View from the Whimble [Radnor Forest] looking east towards the Church Stretton Fault Line – Brampton Bryan on the left, Dolyhir to the right, in the far distance Malvern Hills.

Graptolites were used to date horizons which were similar in appearance.

The graptolite Saetograptus leintwardensis, the earliest occurrence of which is at the Gorstian–Ludfordian boundary.

One of many trays of rocks which support the observations

Water Break its Neck waterfall, the head of one of the dingles cut into the rounded hills of the Radnor Forest.

Andrew Barrington of Barrington Print, working on the Knighton Sheet. 






This was a major challenge for a small printer to convert a hand-drawn, and then water-coloured map into an A0 sheet in the style of a BGS sheet layout.  It is the first such map produced privately.  Production meetings between Arthur Tingley and Andrew Barrington took place every 2 weeks for 2 years during the COVID epidemic.
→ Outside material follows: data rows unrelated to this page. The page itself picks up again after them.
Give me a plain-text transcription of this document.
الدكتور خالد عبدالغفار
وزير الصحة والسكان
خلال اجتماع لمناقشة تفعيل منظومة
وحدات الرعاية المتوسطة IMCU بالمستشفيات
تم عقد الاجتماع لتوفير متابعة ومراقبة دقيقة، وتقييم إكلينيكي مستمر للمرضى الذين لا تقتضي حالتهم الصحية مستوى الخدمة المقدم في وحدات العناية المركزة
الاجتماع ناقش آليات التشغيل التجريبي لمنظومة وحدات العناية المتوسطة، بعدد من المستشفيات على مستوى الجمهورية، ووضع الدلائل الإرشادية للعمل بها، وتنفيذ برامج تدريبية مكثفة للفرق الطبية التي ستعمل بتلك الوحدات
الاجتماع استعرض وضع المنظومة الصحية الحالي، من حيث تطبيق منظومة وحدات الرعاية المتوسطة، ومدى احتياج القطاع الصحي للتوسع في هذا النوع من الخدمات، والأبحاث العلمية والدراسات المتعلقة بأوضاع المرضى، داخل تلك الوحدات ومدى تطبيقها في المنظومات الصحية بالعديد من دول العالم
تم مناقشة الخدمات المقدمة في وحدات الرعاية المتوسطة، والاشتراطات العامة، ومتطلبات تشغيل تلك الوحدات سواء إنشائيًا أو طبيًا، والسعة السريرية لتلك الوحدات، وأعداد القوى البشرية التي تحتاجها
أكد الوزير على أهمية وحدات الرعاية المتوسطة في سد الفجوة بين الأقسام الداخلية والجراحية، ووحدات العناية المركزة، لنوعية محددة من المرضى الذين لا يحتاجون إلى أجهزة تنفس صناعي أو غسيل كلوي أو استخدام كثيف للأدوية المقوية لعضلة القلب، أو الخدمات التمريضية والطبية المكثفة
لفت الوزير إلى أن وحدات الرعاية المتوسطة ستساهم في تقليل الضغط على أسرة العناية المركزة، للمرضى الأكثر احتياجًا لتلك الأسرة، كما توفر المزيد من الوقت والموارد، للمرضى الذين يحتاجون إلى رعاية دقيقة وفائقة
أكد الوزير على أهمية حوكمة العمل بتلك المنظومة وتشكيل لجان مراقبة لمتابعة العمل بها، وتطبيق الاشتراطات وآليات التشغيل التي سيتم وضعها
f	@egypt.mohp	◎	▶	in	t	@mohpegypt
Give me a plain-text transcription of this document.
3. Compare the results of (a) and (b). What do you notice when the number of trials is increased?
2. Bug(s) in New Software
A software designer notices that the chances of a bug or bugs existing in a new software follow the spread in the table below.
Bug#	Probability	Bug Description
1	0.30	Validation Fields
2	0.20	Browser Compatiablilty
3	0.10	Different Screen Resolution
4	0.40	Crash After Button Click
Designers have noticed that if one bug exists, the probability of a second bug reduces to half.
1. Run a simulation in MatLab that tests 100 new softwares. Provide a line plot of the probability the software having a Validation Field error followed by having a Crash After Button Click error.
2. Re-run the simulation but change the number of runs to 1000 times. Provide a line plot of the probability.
Having completed the survey and cartography the next stage is to work on the sheet explanation, based upon the abundant amount of data and observations that our surveyors and associates have made.  New work will provide a stimulus to new ideas, along with a reinterpretation of the wide variety of published and unpublished sources.

The objective of this survey was to fill the gap left in the BGS mapping program in 2013, and to provide a basis for further research.  Some collaborative research has already followed on [Ray et al 2021], and we should anticipate more to come.  It started from a clean sheet to test the state of existing knowledge, and hence we have not been bound by convention.  Thus we provide a view of the geology which mostly confirms previous work, but challenges other aspects.  So, it is now up to others to either prove our interpretation wrong, refine or reinterpret these observations.  Such is the process of science.


Ray D.C., Jarochowska E., Hughes H.E., Claussen A.L., Tingley A.C., Moseley J., and Bremer O. 2021

The Silurian Transgression of a Palaeoshoreline: The Area between Old Radnor and Presteigne, Welsh Borderlands. Lithosphere Article ID 7866176, 24 pages.